The recent report commissioned by the Republican National Committee raises “more questions than answers,” according to Cyrus Krohn, who led the GOP’s digital operations in the 2008 cycle.
Krohn left the RNC in 2009, less than two years after he was brought on to revamp the committee’s online infrastructure. He’s since founded Crowdverb, a digital outreach and advocacy firm.
The RNC post-2012 election report, issued last month, contained a potpourri of suggestions for how the party can match the Democrats’ online efforts.
One idea was to expand the RNC’s digital and technology teams with new staffers recruited from beyond “the traditional political sphere.”

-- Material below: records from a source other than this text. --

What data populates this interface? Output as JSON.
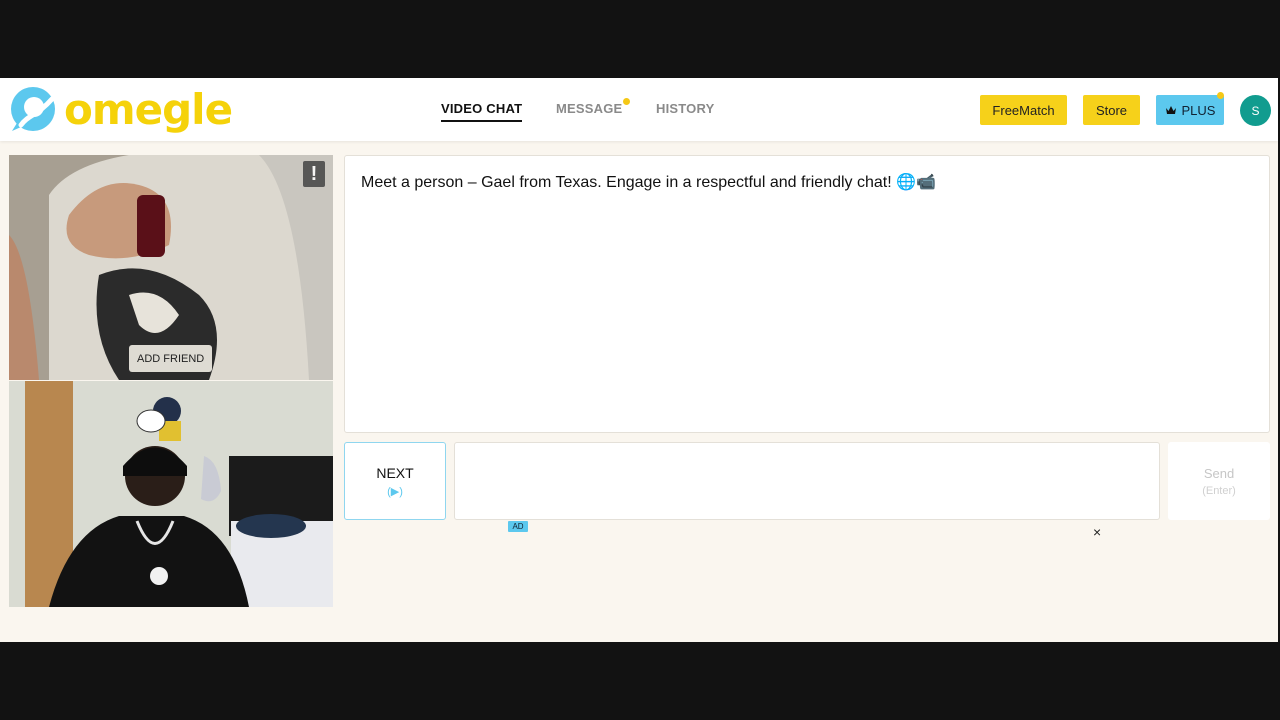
{
  "app": {
    "name": "omegle"
  },
  "nav": [
    {
      "label": "VIDEO CHAT",
      "active": true
    },
    {
      "label": "MESSAGE",
      "has_notification": true
    },
    {
      "label": "HISTORY"
    }
  ],
  "header_buttons": {
    "freematch": "FreeMatch",
    "store": "Store",
    "plus": "PLUS",
    "avatar_initial": "S"
  },
  "stranger_video": {
    "report_icon": "exclamation-icon",
    "add_friend_label": "ADD FRIEND"
  },
  "chat": {
    "message": "Meet a person – Gael from Texas. Engage in a respectful and friendly chat! 🌐📹"
  },
  "controls": {
    "next_label": "NEXT",
    "next_hint": "(▶)",
    "send_label": "Send",
    "send_hint": "(Enter)"
  },
  "ad": {
    "badge": "AD",
    "close": "×"
  },
  "colors": {
    "brand_yellow": "#f6d11a",
    "plus_blue": "#5cc8ee",
    "avatar_teal": "#119c8f",
    "logo_blue": "#5cc8ee",
    "background": "#faf6ef"
  }
}
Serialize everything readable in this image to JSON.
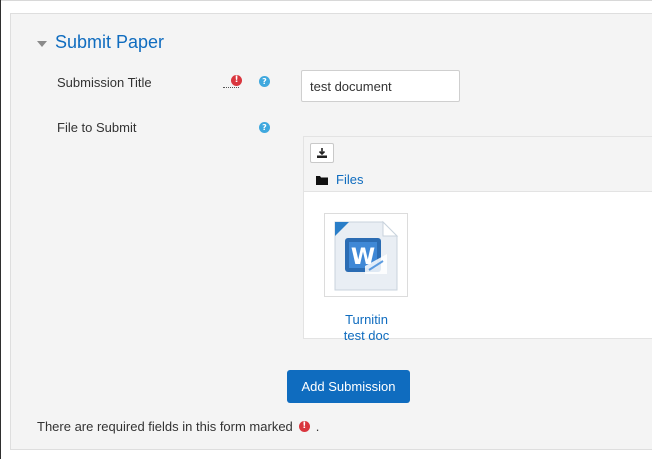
{
  "section": {
    "title": "Submit Paper"
  },
  "form": {
    "submission_title_label": "Submission Title",
    "submission_title_value": "test document",
    "file_label": "File to Submit"
  },
  "filepicker": {
    "path_folder": "Files",
    "file": {
      "name": "Turnitin",
      "second_line": "test doc"
    }
  },
  "actions": {
    "submit_label": "Add Submission"
  },
  "footer": {
    "required_note": "There are required fields in this form marked",
    "period": "."
  },
  "icons": {
    "required": "exclamation-circle-icon",
    "help": "question-circle-icon",
    "upload": "download-tray-icon",
    "folder": "folder-icon",
    "file": "word-document-icon"
  },
  "colors": {
    "accent": "#0f6cbf",
    "required": "#d9363e",
    "help": "#3fa8de"
  }
}
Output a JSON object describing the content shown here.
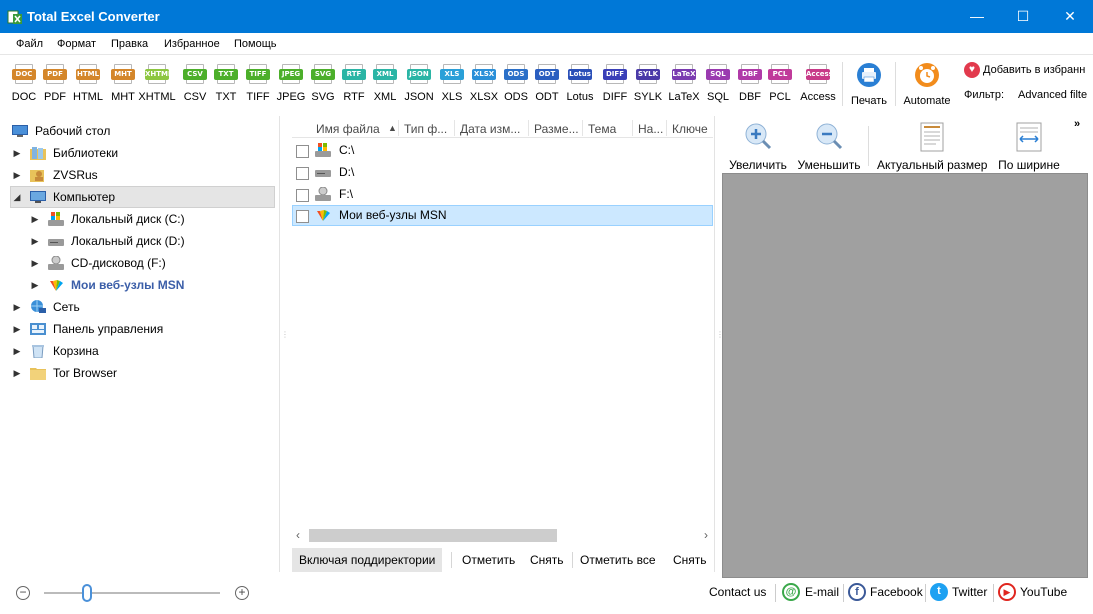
{
  "window": {
    "title": "Total Excel Converter",
    "minimize": "—",
    "maximize": "☐",
    "close": "✕"
  },
  "menu": [
    "Файл",
    "Формат",
    "Правка",
    "Избранное",
    "Помощь"
  ],
  "formats": [
    {
      "label": "DOC",
      "color": "#d4862a"
    },
    {
      "label": "PDF",
      "color": "#d4862a"
    },
    {
      "label": "HTML",
      "color": "#d4862a"
    },
    {
      "label": "MHT",
      "color": "#d4862a"
    },
    {
      "label": "XHTML",
      "color": "#8cc63f"
    },
    {
      "label": "CSV",
      "color": "#4caf2a"
    },
    {
      "label": "TXT",
      "color": "#4caf2a"
    },
    {
      "label": "TIFF",
      "color": "#4caf2a"
    },
    {
      "label": "JPEG",
      "color": "#4caf2a"
    },
    {
      "label": "SVG",
      "color": "#4caf2a"
    },
    {
      "label": "RTF",
      "color": "#2ab5a5"
    },
    {
      "label": "XML",
      "color": "#2ab5a5"
    },
    {
      "label": "JSON",
      "color": "#2ab5a5"
    },
    {
      "label": "XLS",
      "color": "#2aa0d8"
    },
    {
      "label": "XLSX",
      "color": "#2a8fd8"
    },
    {
      "label": "ODS",
      "color": "#2a6fc8"
    },
    {
      "label": "ODT",
      "color": "#2a5ec0"
    },
    {
      "label": "Lotus",
      "color": "#2a4fb8"
    },
    {
      "label": "DIFF",
      "color": "#3a3fb8"
    },
    {
      "label": "SYLK",
      "color": "#4a3aa8"
    },
    {
      "label": "LaTeX",
      "color": "#7a3ab0"
    },
    {
      "label": "SQL",
      "color": "#9a3ab0"
    },
    {
      "label": "DBF",
      "color": "#b03aa8"
    },
    {
      "label": "PCL",
      "color": "#c03a9a"
    },
    {
      "label": "Access",
      "color": "#c83a88"
    }
  ],
  "toolbar": {
    "print": "Печать",
    "automate": "Automate",
    "favorites": "Добавить в избранн",
    "filter_label": "Фильтр:",
    "filter_value": "Advanced filte"
  },
  "tree": {
    "desktop": "Рабочий стол",
    "libraries": "Библиотеки",
    "zvsrus": "ZVSRus",
    "computer": "Компьютер",
    "disk_c": "Локальный диск (C:)",
    "disk_d": "Локальный диск (D:)",
    "cd": "CD-дисковод (F:)",
    "msn": "Мои веб-узлы MSN",
    "network": "Сеть",
    "control_panel": "Панель управления",
    "recycle": "Корзина",
    "tor": "Tor Browser"
  },
  "filelist": {
    "columns": [
      "Имя файла",
      "Тип ф...",
      "Дата изм...",
      "Разме...",
      "Тема",
      "На...",
      "Ключе"
    ],
    "rows": [
      "C:\\",
      "D:\\",
      "F:\\",
      "Мои веб-узлы MSN"
    ]
  },
  "actions": {
    "include_subdirs": "Включая поддиректории",
    "mark": "Отметить",
    "unmark": "Снять",
    "mark_all": "Отметить все",
    "unmark_all": "Снять"
  },
  "preview": {
    "zoom_in": "Увеличить",
    "zoom_out": "Уменьшить",
    "actual_size": "Актуальный размер",
    "fit_width": "По ширине",
    "more": "»"
  },
  "status": {
    "contact": "Contact us",
    "email": "E-mail",
    "facebook": "Facebook",
    "twitter": "Twitter",
    "youtube": "YouTube",
    "zoom_minus": "−",
    "zoom_plus": "+"
  }
}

Krohn, who himself was recruited after working at Microsoft and Yahoo, says of the report: “We’re introducing more questions than answers.”

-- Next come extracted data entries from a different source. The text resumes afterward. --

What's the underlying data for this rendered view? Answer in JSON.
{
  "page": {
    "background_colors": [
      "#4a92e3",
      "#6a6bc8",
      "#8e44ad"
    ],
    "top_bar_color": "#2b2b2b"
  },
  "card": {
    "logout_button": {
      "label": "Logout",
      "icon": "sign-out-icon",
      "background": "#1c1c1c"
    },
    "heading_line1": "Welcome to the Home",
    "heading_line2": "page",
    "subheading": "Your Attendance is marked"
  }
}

One of those questions—how can the RNC implement any kind of reform when its leadership is on a two-year election cycle?
Speaking to C&E at the CampaignTech conference Friday in Washington, Krohn said the RNC is in a “perpetual state of resetting” because of the changes in chairmanship.

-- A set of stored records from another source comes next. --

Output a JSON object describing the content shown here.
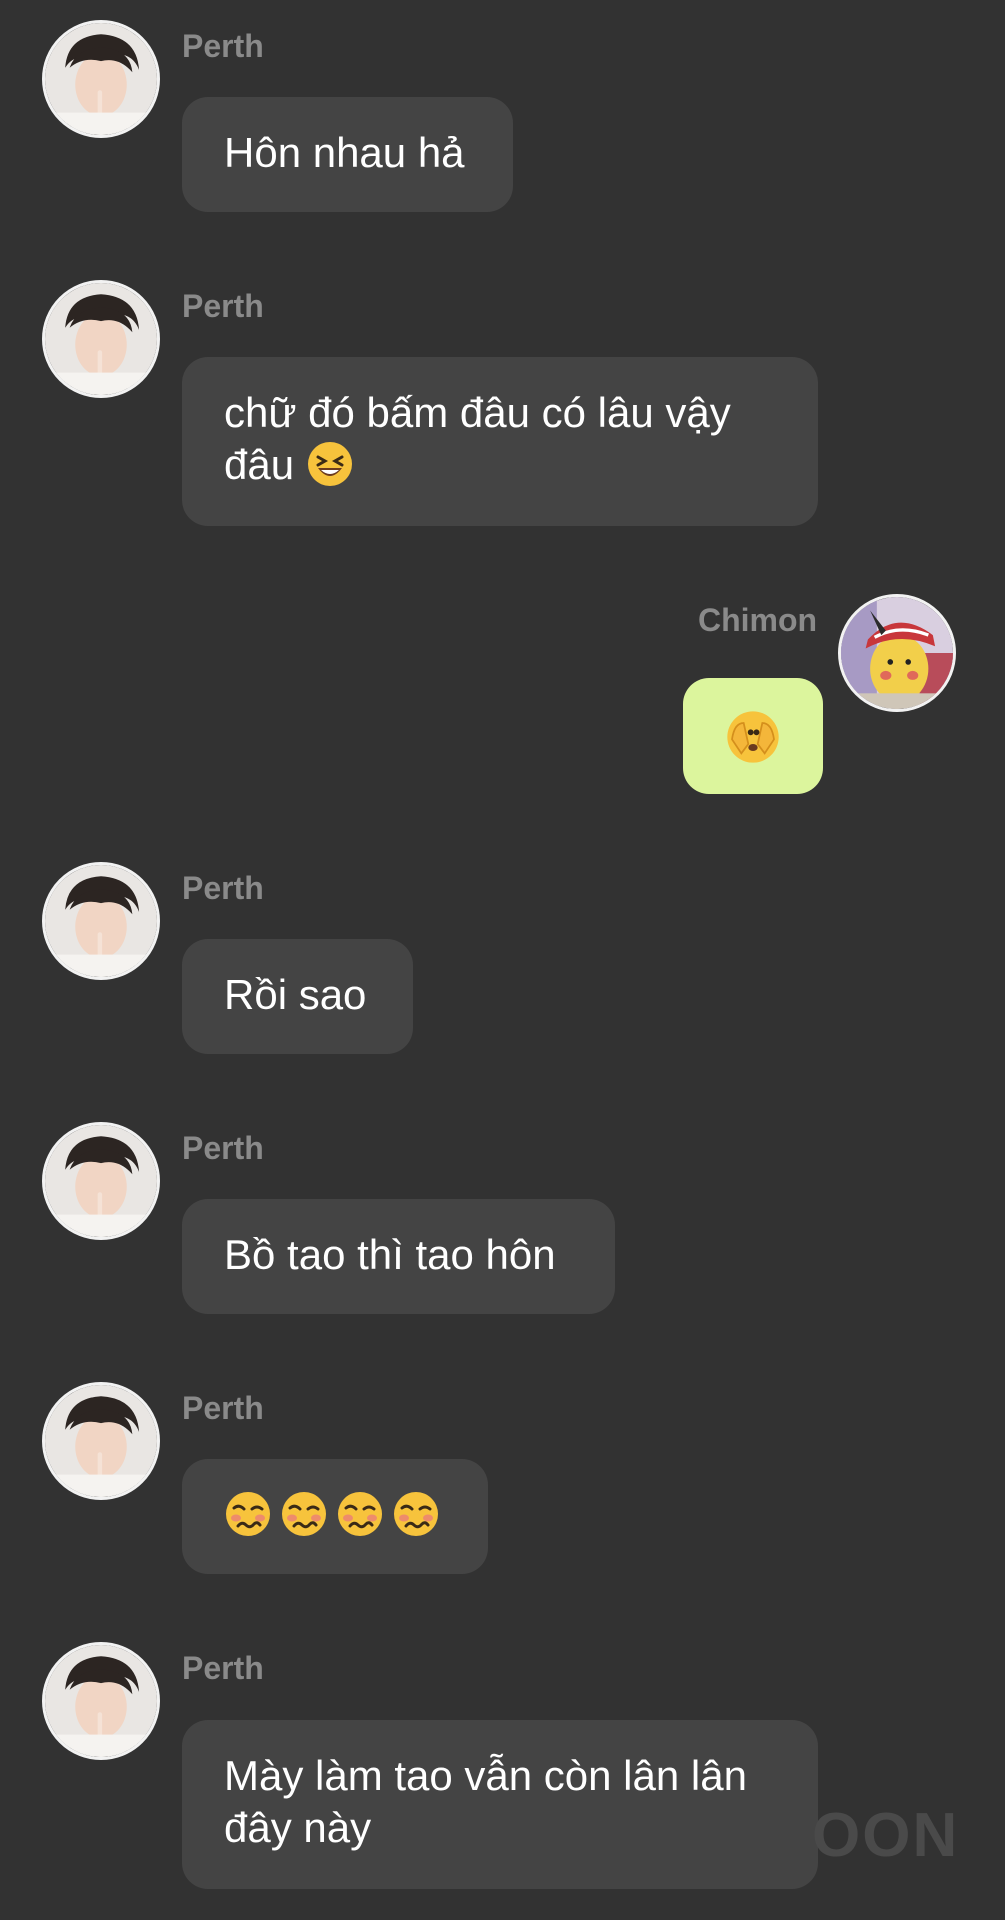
{
  "messages": [
    {
      "sender": "Perth",
      "text": "Hôn nhau hả"
    },
    {
      "sender": "Perth",
      "text": "chữ đó bấm đâu có lâu vậy",
      "text_line2": "đâu",
      "emoji": "laughing-emoji"
    },
    {
      "sender": "Chimon",
      "emoji": "face-with-open-eyes-and-hand-over-mouth-emoji"
    },
    {
      "sender": "Perth",
      "text": "Rồi sao"
    },
    {
      "sender": "Perth",
      "text": "Bồ tao thì tao hôn"
    },
    {
      "sender": "Perth",
      "emojis": [
        "woozy-face-emoji",
        "woozy-face-emoji",
        "woozy-face-emoji",
        "woozy-face-emoji"
      ]
    },
    {
      "sender": "Perth",
      "text": "Mày làm tao vẫn còn lân lân",
      "text_line2": "đây này"
    }
  ],
  "watermark": "OON",
  "colors": {
    "background": "#323232",
    "bubble_received": "#444444",
    "bubble_sent": "#dcf59d",
    "name_text": "#8a8a8a",
    "message_text": "#ffffff"
  }
}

“In most cases you’ve got a two-year chairmanship, they bring in their own people, they reset. There’s not a lot of documentation or analysis,” he says.
“I do not believe the political party apparatus to be the conduit to continuity. If a chairman wants to put a stake in the ground and say, ‘we’re going to fix this,’ well, the next chairman might have a different perspective on how they want to fix it.”
That kind of leadership and personnel flux is an anathema to technological innovation, says Krohn. “Technology cycles and campaign cycles are always overlapping and the committees by nature are risk averse in terms of R&D and experimentation and rather formulaic in their approaches. I think that holds truth for both sides of the political aisle.”
That means the committees have a “very narrow window of opportunity to test and develop new capabilities and then experiment with them in live environments.”
Krohn thinks the GOP’s technology innovation will come from operatives developing a “hybrid skill set” that allows them to bridge the political and technology worlds.
“You can’t be a comms director or a campaign manager without having some form of technical prowess—and that doesn’t mean knowing how to tweet,” he says. “It means being the conduit between the development community and the campaign community.”